Il t’en coûte ! — Je le sais. Mais, en avant ! Seul sera récompensé — et de quel prix — celui qui combattra avec courage.
Si ton édifice spirituel chancelle, si tout te semble « en l’air »…, appuie-toi sur la confiance filiale en Jésus et en Marie, roc ferme et inébranlable sur lequel tu aurais dû bâtir dès le début.
L’épreuve est longue, cette fois. — Peut-être, et même sûrement, l’as-tu mal supportée jusqu’ici… parce que tu cherchais encore des consolations humaines. — Et Dieu, ton Père, les a extirpées jusqu’aux racines pour que tu n’aies d’autre appui que lui.
Tout t’est bien égal ? — N’essaie pas de te leurrer.
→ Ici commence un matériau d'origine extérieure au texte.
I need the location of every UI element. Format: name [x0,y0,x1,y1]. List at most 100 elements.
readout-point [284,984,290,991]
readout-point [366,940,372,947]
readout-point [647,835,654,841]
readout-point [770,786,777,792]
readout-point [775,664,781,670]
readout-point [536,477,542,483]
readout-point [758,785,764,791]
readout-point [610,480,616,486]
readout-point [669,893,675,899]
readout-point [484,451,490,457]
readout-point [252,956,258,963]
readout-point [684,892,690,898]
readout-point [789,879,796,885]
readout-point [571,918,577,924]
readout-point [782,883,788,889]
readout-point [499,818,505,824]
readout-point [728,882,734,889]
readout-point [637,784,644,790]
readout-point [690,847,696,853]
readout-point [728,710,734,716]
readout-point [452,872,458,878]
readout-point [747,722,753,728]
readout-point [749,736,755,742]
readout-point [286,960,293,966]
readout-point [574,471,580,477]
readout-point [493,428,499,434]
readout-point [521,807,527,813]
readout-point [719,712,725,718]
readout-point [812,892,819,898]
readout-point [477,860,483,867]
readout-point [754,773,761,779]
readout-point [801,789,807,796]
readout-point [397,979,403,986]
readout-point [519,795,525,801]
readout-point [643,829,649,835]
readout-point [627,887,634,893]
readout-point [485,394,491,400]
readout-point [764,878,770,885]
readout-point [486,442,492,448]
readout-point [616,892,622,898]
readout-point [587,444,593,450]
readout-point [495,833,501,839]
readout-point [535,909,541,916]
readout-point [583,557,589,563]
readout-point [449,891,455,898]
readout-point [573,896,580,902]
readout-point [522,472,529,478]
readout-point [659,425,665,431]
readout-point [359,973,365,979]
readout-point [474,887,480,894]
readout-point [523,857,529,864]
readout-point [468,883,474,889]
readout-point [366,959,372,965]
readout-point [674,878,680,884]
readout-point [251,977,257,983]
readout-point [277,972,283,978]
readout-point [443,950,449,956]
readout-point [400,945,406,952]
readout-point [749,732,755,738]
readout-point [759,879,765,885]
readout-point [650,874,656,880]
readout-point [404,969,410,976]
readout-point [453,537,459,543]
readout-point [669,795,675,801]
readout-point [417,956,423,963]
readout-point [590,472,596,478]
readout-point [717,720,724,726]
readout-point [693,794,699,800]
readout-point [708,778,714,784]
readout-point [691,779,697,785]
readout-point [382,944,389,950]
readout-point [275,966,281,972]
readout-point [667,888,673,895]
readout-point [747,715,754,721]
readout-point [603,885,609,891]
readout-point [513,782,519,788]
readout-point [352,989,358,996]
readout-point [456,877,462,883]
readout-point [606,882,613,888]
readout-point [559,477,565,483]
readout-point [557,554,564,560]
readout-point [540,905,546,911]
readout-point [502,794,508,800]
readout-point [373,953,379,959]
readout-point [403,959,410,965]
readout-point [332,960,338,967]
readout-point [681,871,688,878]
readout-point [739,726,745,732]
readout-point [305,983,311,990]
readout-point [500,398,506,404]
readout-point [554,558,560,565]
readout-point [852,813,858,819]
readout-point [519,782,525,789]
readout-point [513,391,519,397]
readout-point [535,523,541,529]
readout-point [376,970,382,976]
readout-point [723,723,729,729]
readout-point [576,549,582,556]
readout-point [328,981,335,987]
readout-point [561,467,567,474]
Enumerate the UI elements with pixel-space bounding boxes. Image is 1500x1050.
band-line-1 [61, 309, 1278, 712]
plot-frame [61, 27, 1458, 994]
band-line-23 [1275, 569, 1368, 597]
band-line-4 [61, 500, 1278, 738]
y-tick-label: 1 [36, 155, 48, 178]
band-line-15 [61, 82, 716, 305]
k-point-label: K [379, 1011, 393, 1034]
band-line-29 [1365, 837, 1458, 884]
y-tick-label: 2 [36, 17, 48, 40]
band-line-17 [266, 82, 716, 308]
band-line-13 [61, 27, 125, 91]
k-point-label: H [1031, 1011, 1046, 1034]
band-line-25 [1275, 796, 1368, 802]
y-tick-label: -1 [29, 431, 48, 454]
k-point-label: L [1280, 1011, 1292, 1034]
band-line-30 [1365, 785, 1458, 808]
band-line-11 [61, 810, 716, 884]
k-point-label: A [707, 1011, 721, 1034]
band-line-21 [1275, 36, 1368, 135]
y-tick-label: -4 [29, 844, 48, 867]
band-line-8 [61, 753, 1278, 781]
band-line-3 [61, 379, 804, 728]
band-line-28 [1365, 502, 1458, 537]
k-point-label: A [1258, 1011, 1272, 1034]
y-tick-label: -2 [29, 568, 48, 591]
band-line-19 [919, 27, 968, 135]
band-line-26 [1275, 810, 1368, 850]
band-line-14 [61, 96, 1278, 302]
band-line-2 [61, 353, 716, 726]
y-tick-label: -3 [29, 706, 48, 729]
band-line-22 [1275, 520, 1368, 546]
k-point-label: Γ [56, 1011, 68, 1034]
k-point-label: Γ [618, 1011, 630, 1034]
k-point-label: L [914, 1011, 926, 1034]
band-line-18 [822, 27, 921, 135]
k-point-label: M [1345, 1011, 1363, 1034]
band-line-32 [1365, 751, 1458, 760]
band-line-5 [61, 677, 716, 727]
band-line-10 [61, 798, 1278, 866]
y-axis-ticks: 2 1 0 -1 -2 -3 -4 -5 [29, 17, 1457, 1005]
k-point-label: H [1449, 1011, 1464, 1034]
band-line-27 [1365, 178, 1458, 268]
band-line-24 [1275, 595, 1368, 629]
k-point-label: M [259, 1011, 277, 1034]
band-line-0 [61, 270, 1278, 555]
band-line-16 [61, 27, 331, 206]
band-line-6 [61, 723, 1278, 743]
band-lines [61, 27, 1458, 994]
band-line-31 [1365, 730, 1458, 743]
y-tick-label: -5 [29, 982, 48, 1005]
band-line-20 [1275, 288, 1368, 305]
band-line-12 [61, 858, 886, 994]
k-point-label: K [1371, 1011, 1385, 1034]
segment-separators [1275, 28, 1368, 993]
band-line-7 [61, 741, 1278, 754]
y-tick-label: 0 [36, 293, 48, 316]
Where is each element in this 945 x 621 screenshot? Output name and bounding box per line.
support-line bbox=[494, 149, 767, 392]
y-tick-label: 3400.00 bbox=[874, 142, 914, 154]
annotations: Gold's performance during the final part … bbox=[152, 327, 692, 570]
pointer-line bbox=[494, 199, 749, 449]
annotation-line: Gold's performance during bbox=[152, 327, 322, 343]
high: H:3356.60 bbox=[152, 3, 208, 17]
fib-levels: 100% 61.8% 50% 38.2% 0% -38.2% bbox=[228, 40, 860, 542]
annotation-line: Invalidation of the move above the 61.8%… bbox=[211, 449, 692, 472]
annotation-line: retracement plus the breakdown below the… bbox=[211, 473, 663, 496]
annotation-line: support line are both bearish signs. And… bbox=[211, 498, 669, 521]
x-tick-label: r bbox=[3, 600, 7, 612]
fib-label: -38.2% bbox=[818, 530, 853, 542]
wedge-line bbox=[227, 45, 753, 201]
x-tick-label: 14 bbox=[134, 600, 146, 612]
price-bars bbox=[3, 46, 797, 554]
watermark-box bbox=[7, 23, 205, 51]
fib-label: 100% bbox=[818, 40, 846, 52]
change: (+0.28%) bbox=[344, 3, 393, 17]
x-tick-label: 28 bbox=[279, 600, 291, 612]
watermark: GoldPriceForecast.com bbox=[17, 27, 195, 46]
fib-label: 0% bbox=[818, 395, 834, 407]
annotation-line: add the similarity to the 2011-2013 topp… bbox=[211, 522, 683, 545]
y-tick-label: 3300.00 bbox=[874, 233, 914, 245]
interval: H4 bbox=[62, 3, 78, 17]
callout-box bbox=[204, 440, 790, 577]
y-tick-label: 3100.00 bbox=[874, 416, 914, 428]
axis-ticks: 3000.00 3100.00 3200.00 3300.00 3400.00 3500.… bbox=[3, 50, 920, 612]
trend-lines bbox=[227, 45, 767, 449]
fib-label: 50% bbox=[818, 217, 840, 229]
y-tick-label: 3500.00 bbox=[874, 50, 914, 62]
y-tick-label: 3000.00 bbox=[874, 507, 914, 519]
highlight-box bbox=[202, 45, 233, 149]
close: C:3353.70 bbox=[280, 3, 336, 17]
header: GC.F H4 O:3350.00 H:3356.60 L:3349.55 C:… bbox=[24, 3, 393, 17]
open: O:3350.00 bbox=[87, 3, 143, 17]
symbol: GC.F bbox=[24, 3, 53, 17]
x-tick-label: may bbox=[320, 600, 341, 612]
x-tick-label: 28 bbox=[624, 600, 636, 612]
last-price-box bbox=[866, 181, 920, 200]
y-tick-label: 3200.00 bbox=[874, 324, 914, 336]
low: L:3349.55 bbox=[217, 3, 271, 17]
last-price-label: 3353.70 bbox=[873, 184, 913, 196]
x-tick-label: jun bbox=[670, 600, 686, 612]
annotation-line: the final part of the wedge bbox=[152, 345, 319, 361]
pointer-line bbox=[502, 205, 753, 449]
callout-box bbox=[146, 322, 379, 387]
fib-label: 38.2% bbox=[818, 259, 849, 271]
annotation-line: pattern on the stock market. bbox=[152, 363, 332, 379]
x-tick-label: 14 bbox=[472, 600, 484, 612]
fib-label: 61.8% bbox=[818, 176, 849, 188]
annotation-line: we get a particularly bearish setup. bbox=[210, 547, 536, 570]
Si je t’interrogeais à l’instant même sur des personnes et des entreprises où tu t’es engagé pour Dieu, corps et âme, tu me répondrais avec la fougue et l’intérêt de celui qui parle d’une chose bien à lui.
Tout ne t’est pas égal : mais tu n’es pas infatigable…, et tu dois te réserver plus de temps : du temps qui sera d’ailleurs bénéfique pour tes œuvres, parce que, en dernière analyse, tu en es l’instrument.
Tu me dis que tu as au cœur le feu et l’eau, le froid et le chaud, de petites passions et Dieu…, un cierge allumé pour saint Michel et un autre pour le diable.
Rassure-toi. Tant que tu voudras lutter, il n’y aura pas deux cierges allumés dans ton cœur mais un seul : celui de l’archange.
L’ennemi procède presque toujours ainsi avec les âmes qui lui résistent : hypocritement, doucement, sous des dehors… spirituels ! Surtout ne pas éveiller l’attention… — Puis, dès qu’il semble ne plus y avoir de solution (il y en a toujours), à visage découvert…, pour essayer de provoquer un désespoir « à la Judas », sans repentir.
Une fois perdues ces consolations humaines, il t’est resté le sentiment d’être seul, d’être suspendu par un fil au-dessus du sombre abîme. — Et tes cris, tes appels au secours, il semble que personne ne les entende.
Tu as bien mérité cet abandon. — Sois humble, ne te cherche pas toi-même, ne cherche pas tes aises : aime la Croix — il est peu de la supporter — et le Seigneur entendra ta prière. — Tes sens s’apaiseront. — Ton cœur se refermera. — Et tu auras la paix.
À vif. — C’est ainsi que tu es. Tout te fait souffrir, dans tes facultés et dans tes sens. Et tout est pour toi tentation.
Sois humble — j’insiste — et tu verras avec quelle rapidité tu sortiras de cet état ; la souffrance se transformera en allégresse, et la tentation en ferme assurance.
Mais en attendant, ravive ta foi : emplis-toi d’espérance, ne cesse pas d’accomplir des actes d’Amour, même si tu crois qu’il ne s’agit que de mots.
Toute notre force nous est prêtée.
Ô mon Dieu ! Je suis chaque jour moins sûr de moi et plus sûr de toi !
Si tu ne l’abandonnes pas, lui ne t’abandonneras pas.
Attends tout de Jésus : tu n’as rien, tu ne vaux rien, tu ne peux rien. — Il agira si tu t’abandonnes à lui.
Ô Jésus ! — Je repose en toi.
Aie toujours confiance en ton Dieu. — Il ne perd pas de batailles.